Halb betäubt würge ich den Wecker ab, schalte die Nachtlampe ein, bei schalem Licht versuche ich, die Augen offen zu halten, mich zu orientieren: Die Kopfschmerzen sind weg, das ist gut, heute acht Stunden Unterricht: sehr schlimm!
Du bist doch krank, raunt mir meine Frau zu; obwohl schlaftrunken sorgt sie sich: Ich solle nicht gehen! – Doch doch, es geht doch, ich muss gehen, murmle ich, ich bin ja wieder gesund. Den schlimmsten Tag der Woche habe ich hinter mir.

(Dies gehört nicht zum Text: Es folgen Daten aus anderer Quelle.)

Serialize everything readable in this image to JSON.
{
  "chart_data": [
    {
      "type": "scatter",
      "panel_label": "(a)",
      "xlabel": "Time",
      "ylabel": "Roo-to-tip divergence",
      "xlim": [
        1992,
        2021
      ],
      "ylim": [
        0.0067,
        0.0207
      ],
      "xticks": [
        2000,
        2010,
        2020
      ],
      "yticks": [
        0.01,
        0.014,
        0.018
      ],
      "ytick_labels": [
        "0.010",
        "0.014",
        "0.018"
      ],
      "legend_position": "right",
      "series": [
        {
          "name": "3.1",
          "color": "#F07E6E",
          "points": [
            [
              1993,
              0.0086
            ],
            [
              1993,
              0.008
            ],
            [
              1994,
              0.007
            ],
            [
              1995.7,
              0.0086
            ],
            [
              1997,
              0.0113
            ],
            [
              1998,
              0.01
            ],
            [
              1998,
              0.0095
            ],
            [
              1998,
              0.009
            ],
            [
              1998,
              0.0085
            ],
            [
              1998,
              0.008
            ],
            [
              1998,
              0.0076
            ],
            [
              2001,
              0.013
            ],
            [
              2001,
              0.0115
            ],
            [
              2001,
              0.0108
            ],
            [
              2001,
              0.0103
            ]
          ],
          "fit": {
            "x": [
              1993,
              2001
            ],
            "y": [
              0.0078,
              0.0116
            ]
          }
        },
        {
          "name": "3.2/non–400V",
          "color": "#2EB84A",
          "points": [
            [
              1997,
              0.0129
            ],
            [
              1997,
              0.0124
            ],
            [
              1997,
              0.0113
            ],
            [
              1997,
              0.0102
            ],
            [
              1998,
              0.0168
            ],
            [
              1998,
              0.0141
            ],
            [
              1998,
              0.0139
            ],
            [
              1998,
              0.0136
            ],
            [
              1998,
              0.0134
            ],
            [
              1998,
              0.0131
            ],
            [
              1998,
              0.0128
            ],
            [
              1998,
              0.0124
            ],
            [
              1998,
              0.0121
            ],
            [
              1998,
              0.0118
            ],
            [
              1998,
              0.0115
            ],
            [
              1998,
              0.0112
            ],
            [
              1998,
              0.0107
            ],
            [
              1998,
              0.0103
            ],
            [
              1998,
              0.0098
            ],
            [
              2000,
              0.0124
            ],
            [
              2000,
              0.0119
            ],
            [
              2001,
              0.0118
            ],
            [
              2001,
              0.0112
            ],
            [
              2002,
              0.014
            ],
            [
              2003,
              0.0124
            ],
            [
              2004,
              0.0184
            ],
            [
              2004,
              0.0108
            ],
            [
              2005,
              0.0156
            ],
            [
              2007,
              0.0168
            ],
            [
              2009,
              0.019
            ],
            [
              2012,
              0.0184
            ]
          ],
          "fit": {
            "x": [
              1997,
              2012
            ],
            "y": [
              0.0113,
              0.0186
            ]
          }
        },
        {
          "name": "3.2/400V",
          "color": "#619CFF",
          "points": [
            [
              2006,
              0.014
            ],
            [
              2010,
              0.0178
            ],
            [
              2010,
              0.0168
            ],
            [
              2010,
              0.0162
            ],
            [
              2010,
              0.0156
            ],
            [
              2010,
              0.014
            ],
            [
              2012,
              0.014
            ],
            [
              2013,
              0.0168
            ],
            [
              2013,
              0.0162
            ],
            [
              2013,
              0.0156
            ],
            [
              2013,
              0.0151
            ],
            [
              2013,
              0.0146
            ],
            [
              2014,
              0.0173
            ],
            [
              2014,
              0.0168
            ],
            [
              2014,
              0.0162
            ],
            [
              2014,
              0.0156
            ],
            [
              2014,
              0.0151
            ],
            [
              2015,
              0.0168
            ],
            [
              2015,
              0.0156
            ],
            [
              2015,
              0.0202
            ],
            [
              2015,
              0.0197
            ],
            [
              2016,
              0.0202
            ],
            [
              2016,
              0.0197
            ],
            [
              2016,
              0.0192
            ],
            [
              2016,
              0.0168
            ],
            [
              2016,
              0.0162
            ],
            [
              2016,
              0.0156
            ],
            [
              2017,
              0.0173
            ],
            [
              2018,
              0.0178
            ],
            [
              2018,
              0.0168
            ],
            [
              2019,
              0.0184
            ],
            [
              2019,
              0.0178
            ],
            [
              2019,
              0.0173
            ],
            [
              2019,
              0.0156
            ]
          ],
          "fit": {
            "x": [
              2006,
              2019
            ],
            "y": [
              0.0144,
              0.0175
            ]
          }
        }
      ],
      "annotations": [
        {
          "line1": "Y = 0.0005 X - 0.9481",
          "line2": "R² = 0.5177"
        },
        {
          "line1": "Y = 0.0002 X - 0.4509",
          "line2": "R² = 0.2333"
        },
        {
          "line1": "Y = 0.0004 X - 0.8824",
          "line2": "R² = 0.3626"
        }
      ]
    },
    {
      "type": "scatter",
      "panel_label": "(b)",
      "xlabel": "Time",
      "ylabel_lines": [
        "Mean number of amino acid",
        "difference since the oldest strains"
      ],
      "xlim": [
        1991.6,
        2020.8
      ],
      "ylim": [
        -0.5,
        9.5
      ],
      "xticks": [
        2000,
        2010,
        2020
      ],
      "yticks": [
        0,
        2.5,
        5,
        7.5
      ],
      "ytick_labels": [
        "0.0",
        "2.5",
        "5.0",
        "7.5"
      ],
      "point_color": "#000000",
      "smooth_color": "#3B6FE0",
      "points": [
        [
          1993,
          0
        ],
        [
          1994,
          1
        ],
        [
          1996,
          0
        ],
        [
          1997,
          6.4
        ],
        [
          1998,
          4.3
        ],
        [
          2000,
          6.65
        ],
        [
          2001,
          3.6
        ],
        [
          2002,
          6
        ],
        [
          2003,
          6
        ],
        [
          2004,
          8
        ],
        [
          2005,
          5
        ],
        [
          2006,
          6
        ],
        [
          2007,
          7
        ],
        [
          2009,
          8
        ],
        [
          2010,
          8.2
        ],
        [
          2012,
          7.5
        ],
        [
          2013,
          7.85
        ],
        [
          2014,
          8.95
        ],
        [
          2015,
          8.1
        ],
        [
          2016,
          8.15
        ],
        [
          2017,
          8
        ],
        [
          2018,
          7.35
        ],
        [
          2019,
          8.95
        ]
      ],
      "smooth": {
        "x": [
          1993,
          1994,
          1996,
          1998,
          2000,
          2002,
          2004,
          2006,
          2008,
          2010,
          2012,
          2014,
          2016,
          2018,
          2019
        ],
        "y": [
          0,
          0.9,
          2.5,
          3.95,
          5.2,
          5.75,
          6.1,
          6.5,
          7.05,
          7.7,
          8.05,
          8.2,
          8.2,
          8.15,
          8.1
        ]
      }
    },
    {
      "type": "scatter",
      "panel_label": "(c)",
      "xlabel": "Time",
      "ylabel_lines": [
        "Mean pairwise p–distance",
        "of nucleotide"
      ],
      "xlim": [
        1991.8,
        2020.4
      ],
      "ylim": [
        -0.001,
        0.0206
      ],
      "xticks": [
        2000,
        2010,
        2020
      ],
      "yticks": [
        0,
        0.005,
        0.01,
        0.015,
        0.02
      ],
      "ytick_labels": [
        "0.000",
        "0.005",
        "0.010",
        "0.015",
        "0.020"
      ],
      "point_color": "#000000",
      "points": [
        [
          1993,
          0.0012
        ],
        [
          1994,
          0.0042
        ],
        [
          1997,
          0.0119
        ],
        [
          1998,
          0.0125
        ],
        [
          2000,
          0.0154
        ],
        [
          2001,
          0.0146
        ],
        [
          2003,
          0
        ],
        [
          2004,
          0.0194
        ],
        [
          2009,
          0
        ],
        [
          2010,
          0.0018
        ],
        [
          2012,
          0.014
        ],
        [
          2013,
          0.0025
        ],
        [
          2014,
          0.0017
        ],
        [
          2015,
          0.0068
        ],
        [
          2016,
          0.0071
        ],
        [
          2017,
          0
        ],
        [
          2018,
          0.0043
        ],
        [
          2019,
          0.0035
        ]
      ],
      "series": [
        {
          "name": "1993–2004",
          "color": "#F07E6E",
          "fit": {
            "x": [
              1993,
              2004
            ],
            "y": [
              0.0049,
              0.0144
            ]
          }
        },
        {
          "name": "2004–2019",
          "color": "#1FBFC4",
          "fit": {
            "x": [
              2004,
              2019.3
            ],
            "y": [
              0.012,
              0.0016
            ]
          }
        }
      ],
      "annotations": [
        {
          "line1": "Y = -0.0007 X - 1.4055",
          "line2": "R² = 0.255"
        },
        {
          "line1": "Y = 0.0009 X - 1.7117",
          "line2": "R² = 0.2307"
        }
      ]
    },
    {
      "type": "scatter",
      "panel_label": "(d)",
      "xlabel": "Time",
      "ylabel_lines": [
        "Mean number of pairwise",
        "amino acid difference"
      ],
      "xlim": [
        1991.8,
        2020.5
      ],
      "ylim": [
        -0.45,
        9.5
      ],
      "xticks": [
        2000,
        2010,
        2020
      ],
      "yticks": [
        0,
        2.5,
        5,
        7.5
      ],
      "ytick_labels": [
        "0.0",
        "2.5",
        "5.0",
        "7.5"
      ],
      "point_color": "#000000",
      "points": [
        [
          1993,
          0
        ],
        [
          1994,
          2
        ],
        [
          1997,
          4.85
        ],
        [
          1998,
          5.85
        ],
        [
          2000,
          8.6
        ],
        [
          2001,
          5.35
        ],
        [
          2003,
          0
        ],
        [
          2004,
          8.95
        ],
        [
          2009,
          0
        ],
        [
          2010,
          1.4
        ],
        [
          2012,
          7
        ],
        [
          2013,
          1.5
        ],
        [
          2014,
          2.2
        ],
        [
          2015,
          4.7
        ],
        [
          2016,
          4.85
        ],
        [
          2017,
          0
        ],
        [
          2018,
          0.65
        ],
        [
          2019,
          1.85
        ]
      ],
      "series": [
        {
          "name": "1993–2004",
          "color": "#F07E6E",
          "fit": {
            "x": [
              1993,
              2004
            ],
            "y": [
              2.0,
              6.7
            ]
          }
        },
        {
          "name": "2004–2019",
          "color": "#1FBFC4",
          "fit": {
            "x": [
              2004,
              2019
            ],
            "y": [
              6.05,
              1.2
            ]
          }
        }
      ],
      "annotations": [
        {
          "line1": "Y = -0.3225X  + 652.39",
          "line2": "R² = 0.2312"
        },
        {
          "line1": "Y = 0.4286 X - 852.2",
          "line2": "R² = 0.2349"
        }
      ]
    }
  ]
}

Am schlimmsten heute: die 10 X2 (da bin ich Klassenlehrer). Kollege B, der Stellvertretende Schulleiter, nannte meine Klasse beim Elternabend „die böseste Klasse, die wir seit Jahren hatten“. – Ja, das könne man doch nicht so hinnehmen, meinte eine der entsetzten Mütter. – „Da bleibt uns gar nichts anderes übrig“, sagte Herr B, „solche Klassen finden Sie an jeder Schule.“
Dass die Klasse besonders böse sei, stimmt nicht so ganz: Erstens haben wir jedes Jahr ähnliche Klassen, zweitens ist die Klasse ebenso wenig „böse“ wie ihre Schüler; man kann sie, wenn sie vereinzelt auftreten, sogar gern haben, ein jeder mit seinen Schwächen und Macken: Der A, der so Macho ist, dass er bei jeder kleinen Kritik, und sei sie noch so berechtigt, aufbraust, weil er von sich selbst nur die netten Teile wahrnimmt; der R, der noch stärker darin ist, seine provozierenden Bemerkungen gegen die Kameraden vor sich selbst zu verleugnen, und der K, der so von sich überzeugt ist, dass er jedem ins Wort fällt, der daran Zweifel aufkommen lässt und meint, sich an keine Regel halten zu müssen, wenn er sie nicht billigt. Und die vielen anderen Trittbrettfahrer der Selbstgerechtigkeit, die die narzisstischen Proteste dazu nutzen, ihren Beitrag dazu zu leisten, um das Chaos perfekt werden zu lassen – und so können dann der A und der K und der R auf die anderen zeigen und von sich ablenken. Diese negativen sozialen Synergie-Effekte sind es, die der Kollege B als „böse“ zusammenfasst. Dazu kommt der notorische Unwille gegen das Arbeiten. Weder in der Schule noch zu Hause wird gelernt. Sogar die Werkstattlehrer haben noch nie so viele Fünfer verteilt: Sobald sie der Gruppe den Rücken kehren, fallen die Werkzeuge aus den Händen. Natürlich sind an allem die Lehrer schuld: Wir leisten keine Einzelbetreuung, wir verlangen, dass ein Schüler sich selbständig bemüht, Arbeitsaufträge auszuführen oder zumindest beim Lehrer nachzufragen, wenn etwas nicht verstanden wird. Sie fragen nicht mal nach. Anfangs ist es mir passiert, dass ich eine halbe Stunde Gruppenarbeit angeordnet hatte, bis ich die Ursache des wachsenden Chaos herausfand: Mit dem Auftrag „Gruppenarbeit“ verbanden die Schüler offensichtlich Stammtischzeit. Keine bessere Erfahrung habe ich mit Einzelarbeit gemacht: Obwohl ich ankündigte, dass ich die schriftlich zu erbringende Leistung einsammeln und benoten würde, haben viele Schüler nur Unfug getrieben, und wen ich darauf ansprach, gab mir die Schuld: Ich hätte nicht erklärt, was sie machen sollen! In der Tat habe ich es nicht jedem Schüler einzeln erklärt, und wenn ich der ganzen Klasse etwas erkläre, fühlen sich viele Schüler gar nicht angesprochen – man kann ihnen nichts vorwerfen: Sie kriegen wirklich nichts mit! Und ein schriftlicher Arbeitsauftrag? Kein Ausweg, da bei vielen kein Textverständnis oder kein Wille dazu vorhanden …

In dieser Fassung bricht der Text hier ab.